[llvm] f138e36 - [SelectionDAG][RISCV] Avoid store merging across function calls (#130430)
via llvm-commits
llvm-commits at lists.llvm.org
Sat Mar 22 06:35:29 PDT 2025
Author: Mikhail R. Gadelha
Date: 2025-03-22T10:35:25-03:00
New Revision: f138e36d522ea5b7d6e8cb614246cc457b696df6
URL: https://github.com/llvm/llvm-project/commit/f138e36d522ea5b7d6e8cb614246cc457b696df6
DIFF: https://github.com/llvm/llvm-project/commit/f138e36d522ea5b7d6e8cb614246cc457b696df6.diff
LOG: [SelectionDAG][RISCV] Avoid store merging across function calls (#130430)
This patch improves DAGCombiner's handling of potential store merges by
detecting function calls between loads and stores. When a function call
exists in the chain between a load and its corresponding store, we avoid
merging these stores if the spilling is unprofitable.
We had to implement a hook on TLI, since TTI is unavailable in
DAGCombine. Currently, it's only enabled for riscv.
This is the DAG equivalent of PR #129258
Added:
Modified:
llvm/include/llvm/CodeGen/TargetLowering.h
llvm/lib/CodeGen/SelectionDAG/DAGCombiner.cpp
llvm/lib/Target/RISCV/RISCVISelLowering.h
llvm/test/CodeGen/RISCV/rvv/stores-of-loads-merging.ll
Removed:
################################################################################
diff --git a/llvm/include/llvm/CodeGen/TargetLowering.h b/llvm/include/llvm/CodeGen/TargetLowering.h
index 053e9d14dc2f7..58ac87206b9a6 100644
--- a/llvm/include/llvm/CodeGen/TargetLowering.h
+++ b/llvm/include/llvm/CodeGen/TargetLowering.h
@@ -3520,6 +3520,10 @@ class TargetLoweringBase {
/// The default implementation just freezes the set of reserved registers.

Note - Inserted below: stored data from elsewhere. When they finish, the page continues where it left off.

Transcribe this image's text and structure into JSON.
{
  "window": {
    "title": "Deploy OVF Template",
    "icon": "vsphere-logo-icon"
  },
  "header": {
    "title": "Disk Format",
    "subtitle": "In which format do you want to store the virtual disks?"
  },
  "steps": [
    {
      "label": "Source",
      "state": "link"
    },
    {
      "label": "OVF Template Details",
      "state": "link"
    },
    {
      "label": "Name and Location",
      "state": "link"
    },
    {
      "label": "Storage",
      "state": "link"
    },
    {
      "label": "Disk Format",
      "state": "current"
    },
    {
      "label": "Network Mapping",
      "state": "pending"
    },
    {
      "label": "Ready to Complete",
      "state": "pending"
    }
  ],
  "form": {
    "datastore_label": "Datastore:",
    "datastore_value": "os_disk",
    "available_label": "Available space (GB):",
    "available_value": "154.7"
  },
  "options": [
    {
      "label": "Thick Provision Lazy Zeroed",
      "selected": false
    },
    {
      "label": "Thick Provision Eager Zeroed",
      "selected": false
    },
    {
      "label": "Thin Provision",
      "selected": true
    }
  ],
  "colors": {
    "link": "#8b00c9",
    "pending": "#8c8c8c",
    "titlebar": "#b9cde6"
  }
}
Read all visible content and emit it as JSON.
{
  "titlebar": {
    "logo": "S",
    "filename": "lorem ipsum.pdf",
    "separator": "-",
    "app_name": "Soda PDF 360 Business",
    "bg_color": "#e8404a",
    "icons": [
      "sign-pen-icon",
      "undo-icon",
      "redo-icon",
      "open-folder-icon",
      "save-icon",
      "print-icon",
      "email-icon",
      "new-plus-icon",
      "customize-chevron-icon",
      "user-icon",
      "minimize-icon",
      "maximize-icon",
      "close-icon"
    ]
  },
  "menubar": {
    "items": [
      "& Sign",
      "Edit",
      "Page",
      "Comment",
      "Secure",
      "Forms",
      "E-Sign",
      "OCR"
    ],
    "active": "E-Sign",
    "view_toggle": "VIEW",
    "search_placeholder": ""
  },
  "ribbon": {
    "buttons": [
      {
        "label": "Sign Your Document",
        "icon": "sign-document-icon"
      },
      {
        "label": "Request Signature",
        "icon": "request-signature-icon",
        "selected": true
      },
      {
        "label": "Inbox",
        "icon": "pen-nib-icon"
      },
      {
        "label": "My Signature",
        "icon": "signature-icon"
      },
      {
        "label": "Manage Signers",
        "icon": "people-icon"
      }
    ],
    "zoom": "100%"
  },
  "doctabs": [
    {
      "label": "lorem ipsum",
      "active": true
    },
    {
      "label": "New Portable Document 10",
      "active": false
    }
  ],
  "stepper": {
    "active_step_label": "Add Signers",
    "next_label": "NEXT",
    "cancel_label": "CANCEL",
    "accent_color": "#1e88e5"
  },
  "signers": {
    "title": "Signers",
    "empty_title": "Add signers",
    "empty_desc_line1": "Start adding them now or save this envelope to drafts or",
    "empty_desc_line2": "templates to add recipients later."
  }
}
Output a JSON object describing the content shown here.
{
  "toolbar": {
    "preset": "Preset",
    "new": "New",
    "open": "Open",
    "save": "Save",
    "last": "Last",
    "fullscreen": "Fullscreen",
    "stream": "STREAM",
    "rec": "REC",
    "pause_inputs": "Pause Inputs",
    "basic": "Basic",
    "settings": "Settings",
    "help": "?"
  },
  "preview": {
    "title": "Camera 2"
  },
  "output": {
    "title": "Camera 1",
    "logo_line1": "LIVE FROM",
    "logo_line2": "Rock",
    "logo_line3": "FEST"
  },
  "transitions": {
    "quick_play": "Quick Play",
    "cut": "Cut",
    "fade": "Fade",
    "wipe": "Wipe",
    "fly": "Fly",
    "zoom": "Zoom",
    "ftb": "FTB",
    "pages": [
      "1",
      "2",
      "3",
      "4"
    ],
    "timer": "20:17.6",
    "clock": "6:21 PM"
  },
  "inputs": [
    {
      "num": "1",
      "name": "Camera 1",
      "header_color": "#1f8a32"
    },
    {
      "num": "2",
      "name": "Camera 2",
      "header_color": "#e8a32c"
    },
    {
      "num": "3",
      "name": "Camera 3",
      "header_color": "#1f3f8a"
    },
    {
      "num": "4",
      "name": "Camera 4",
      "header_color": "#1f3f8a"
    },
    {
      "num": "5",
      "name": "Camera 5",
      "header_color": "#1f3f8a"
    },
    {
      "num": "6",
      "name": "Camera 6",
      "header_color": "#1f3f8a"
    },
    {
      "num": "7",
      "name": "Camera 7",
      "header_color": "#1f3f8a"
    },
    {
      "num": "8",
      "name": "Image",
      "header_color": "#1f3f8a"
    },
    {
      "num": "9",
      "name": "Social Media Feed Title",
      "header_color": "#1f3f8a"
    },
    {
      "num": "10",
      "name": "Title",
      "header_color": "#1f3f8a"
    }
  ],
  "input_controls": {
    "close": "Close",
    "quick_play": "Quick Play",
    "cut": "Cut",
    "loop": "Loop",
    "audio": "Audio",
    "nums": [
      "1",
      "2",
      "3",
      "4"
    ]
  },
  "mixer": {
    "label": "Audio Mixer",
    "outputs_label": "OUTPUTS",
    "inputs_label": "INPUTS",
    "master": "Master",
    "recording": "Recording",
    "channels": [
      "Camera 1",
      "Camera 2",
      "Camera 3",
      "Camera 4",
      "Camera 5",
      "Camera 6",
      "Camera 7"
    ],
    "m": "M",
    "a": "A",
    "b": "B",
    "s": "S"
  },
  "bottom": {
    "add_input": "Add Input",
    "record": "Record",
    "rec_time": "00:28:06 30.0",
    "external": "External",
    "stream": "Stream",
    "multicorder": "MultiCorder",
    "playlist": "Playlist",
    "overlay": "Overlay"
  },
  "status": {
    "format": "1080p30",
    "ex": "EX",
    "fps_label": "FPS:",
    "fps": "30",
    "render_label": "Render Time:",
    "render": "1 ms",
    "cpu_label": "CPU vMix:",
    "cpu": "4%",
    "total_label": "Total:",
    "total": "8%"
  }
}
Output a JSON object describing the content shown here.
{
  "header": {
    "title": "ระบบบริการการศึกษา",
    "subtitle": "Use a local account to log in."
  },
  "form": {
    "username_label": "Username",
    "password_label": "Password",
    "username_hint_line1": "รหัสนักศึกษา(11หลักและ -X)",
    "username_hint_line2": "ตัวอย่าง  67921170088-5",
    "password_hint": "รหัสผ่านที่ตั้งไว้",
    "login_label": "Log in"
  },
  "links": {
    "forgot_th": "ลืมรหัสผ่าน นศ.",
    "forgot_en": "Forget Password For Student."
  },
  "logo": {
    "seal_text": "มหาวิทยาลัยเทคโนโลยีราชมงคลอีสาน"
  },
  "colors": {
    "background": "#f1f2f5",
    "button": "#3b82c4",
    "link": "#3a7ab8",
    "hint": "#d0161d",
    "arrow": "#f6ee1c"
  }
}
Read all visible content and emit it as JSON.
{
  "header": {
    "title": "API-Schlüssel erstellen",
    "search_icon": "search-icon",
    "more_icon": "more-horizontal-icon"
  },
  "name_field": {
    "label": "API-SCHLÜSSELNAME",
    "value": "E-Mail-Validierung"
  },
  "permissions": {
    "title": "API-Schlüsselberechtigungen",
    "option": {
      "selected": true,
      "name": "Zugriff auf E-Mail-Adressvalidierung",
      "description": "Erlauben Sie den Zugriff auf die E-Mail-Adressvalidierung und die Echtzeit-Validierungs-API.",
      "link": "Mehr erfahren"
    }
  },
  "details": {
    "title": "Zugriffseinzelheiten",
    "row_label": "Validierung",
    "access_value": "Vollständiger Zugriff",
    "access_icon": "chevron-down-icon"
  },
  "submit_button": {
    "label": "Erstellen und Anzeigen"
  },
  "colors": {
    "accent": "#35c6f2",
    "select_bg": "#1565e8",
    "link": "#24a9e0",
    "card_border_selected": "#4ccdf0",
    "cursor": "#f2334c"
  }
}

virtual void finalizeLowering(MachineFunction &MF) const;
+ /// Returns true if it's profitable to allow merging store of loads when there
+ /// are functions calls between the load and the store.
+ virtual bool shouldMergeStoreOfLoadsOverCall(EVT, EVT) const { return true; }
+
//===----------------------------------------------------------------------===//
// GlobalISel Hooks
//===----------------------------------------------------------------------===//
diff --git a/llvm/lib/CodeGen/SelectionDAG/DAGCombiner.cpp b/llvm/lib/CodeGen/SelectionDAG/DAGCombiner.cpp
index a54857e1037e2..cd2a7fc3f9ab6 100644
--- a/llvm/lib/CodeGen/SelectionDAG/DAGCombiner.cpp
+++ b/llvm/lib/CodeGen/SelectionDAG/DAGCombiner.cpp
@@ -792,6 +792,10 @@ namespace {
SmallVectorImpl<MemOpLink> &StoreNodes, unsigned NumStores,
SDNode *RootNode);
+ /// Helper function for tryStoreMergeOfLoads. Checks if the load/store
+ /// chain has a call in it. \return True if a call is found.
+ bool hasCallInLdStChain(StoreSDNode *St, LoadSDNode *Ld);
+
/// This is a helper function for mergeConsecutiveStores. Given a list of
/// store candidates, find the first N that are consecutive in memory.
/// Returns 0 if there are not at least 2 consecutive stores to try merging.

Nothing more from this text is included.